All in all a lovely overnight trip. I would go back.
This place is haunting and beautiful. Very dry, very much a sun-baked desert. The soil at the top of the bluffs was oddly soft and puffy, and I’m honestly not sure how they haven’t been destroyed by foot traffic and erosion. That aside, there isn’t a good path to all the various landmarks and monuments so I highly recommend getting a hiking map or downloading one before you get to the site. Other reviewers said they had service but once we left the paved highway we didn’t have any, and since I hadn’t downloaded the map, I wasn’t able to find the big hoodoo that I wanted to see.
There is a large flat area that is great for tents, and many of the campers who parked there went further into the actual badlands to camp on the hills.
The covered picnic area has three tables and a grill.
An interesting feature is a tiny stream of clear water that meanders around the picnic area, but leaves all the plants it touches covered in a crusty white stuff.
The website is accurate: campsites are primitive, there is at least one boat ramp, there are two islands when the water is high, and there are several picnic tables scattered over the islands.
The boat ramp we took was more than a half mile from the island.
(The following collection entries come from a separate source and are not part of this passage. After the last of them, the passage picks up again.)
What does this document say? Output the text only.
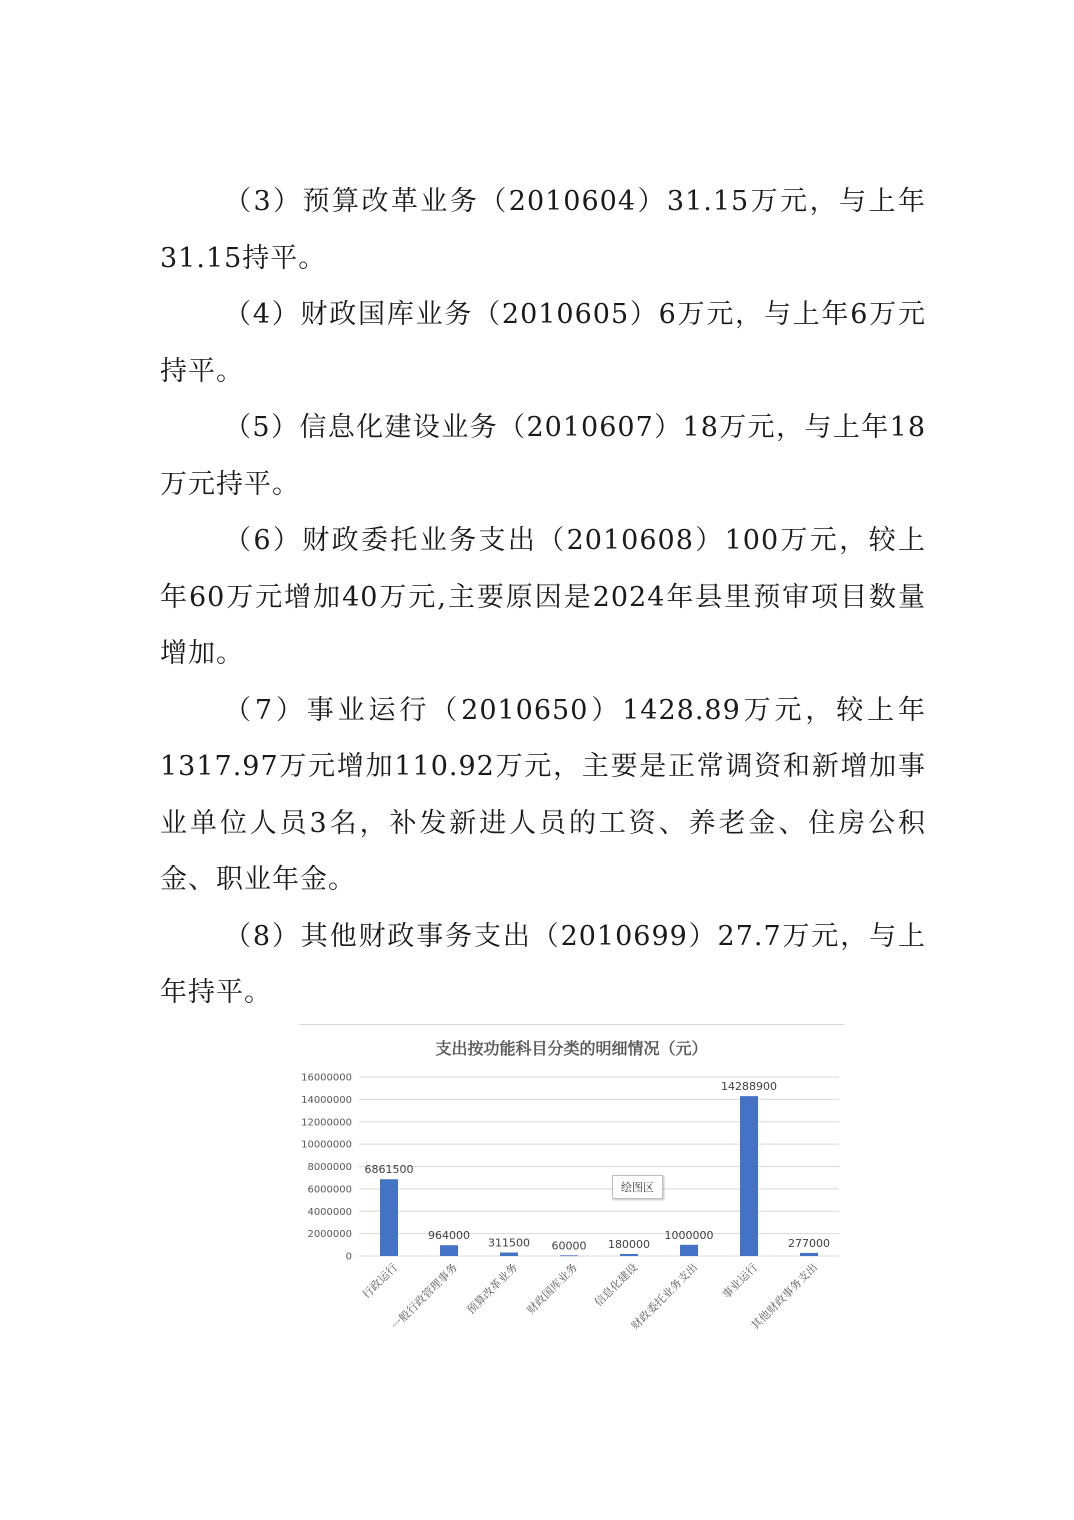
（3）预算改革业务（2010604）31.15万元，与上年31.15持平。

（4）财政国库业务（2010605）6万元，与上年6万元持平。

（5）信息化建设业务（2010607）18万元，与上年18万元持平。

（6）财政委托业务支出（2010608）100万元，较上年60万元增加40万元,主要原因是2024年县里预审项目数量增加。

（7）事业运行（2010650）1428.89万元，较上年1317.97万元增加110.92万元，主要是正常调资和新增加事业单位人员3名，补发新进人员的工资、养老金、住房公积金、职业年金。

（8）其他财政事务支出（2010699）27.7万元，与上年持平。

支出按功能科目分类的明细情况（元）
0
2000000
4000000
6000000
8000000
10000000
12000000
14000000
16000000
6861500
行政运行
964000
一般行政管理事务
311500
预算改革业务
60000
财政国库业务
180000
信息化建设
1000000
财政委托业务支出
14288900
事业运行
277000
其他财政事务支出
绘图区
The turn-off from the highway wasn’t marked as a boat ramp, we just took the only road we could find that led down to the water. It’s a pebbly dirt road, and not great for small cars but we made it in my sedan. There were two or three primitive camp sites on the way down to the boat ramp that aren’t mentioned on the website, by the way. It took close to an hour for us to paddle over to the island, though admittedly we were not expert paddlers. The lake has a very slight current but it wasn’t a problem.
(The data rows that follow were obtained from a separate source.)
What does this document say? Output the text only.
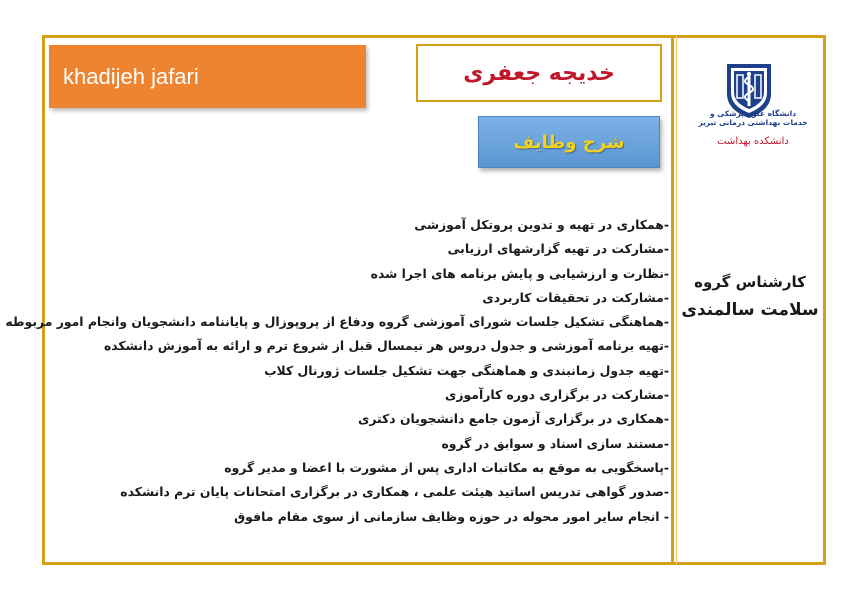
khadijeh jafari	خدیجه جعفری
شرح وظایف
-همکاری در تهیه و تدوین پروتکل آموزشی
-مشارکت در تهیه گزارشهای ارزیابی
-نظارت و ارزشیابی و پایش برنامه های اجرا شده
-مشارکت در تحقیقات کاربردی
-هماهنگی تشکیل جلسات شورای آموزشی گروه ودفاع از پروپوزال و پایاننامه دانشجویان وانجام امور مربوطه
-تهیه برنامه آموزشی و جدول دروس هر نیمسال قبل از شروع ترم و ارائه به آموزش دانشکده
-تهیه جدول زمانبندی و هماهنگی جهت تشکیل جلسات ژورنال کلاب
-مشارکت در برگزاری دوره کارآموزی
-همکاری در برگزاری آزمون جامع دانشجویان دکتری
-مستند سازی اسناد و سوابق در گروه
-پاسخگویی به موقع به مکاتبات اداری پس از مشورت با اعضا و مدیر گروه
-صدور گواهی تدریس اساتید هیئت علمی ، همکاری در برگزاری امتحانات پایان ترم دانشکده
- انجام سایر امور محوله در حوزه وظایف سازمانی از سوی مقام مافوق
دانشگاه علوم پزشکی و
خدمات بهداشتی درمانی تبریز
دانشکده بهداشت
کارشناس گروه
سلامت سالمندی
The website says that Yarnell is two islands when the lake is high and one when its low. Our visit was in late July of 2020 and the water was high at that point because there were two islands. The southern one is bigger and sticks up 30 or 40 feet out of the water. It’s got steep angled rock-cliffs on 3 sides but the north side has a sort of rocky beach where you can put your boat and there is a footpath that starts near there which winds all over the island and leads you to all the different campsites.
The campsites show that effort was made in establishing them in the past; each picnic table has a tent pad that is a pebbly area with the pebbles held in by squared logs. When I was there the sites were overgrown with weeds (I didn’t mind, I liked it). Many of the sites also had fire rings with cooking grills that could be rotated on or off the fire. The picnic tables were made of a sturdy concrete.
The smaller island is the one we stayed on because it was less overgrown and smaller (we didn’t want much of a climb with all our gear). There are o lot two campsites there and it is a lot more open. Since it’s primitive, the openness makes it a bit awkward when you need to find a place to “take care of your business” so to speak, especially when you’re trying to put it where the rain won’t wash it into the lake. There’s a couple spots that work, but it’s challenging. I assume it would be a lot easier on the big island.
The wildlife I saw was a variety of birds (including 2 bald eagles!) and some adorable but VERY bold round fat mice who explored our equipment and left little “presents” inside the boat. 💩 💩 We hung the rest of our food out of reach on a tree branch and had no problems with the mice getting into it. Also there were very small bees (or maybe wasps??) that were very insistent on swarming our tuna and I got stung twice. It wasn’t a problem for me, it was just a bit itchy. But fair warning.
At night, there are a few lights along the bank, but they don’t impede the view of the stars. The view of the stars was amazing. The Milky Way was bright and also I was able to see the comet that was passing by at the time.
There’s a great place to swim on the northern side of the small island that has a rocky shelf thigh deep in the water where you can hang out and stack rocks or jump off out into the deeper parts of the lake. The water surface is warm down to a couple feet (in July), and underneath is cold. I have very fond memories of the time I spent here and I hope to come back someday!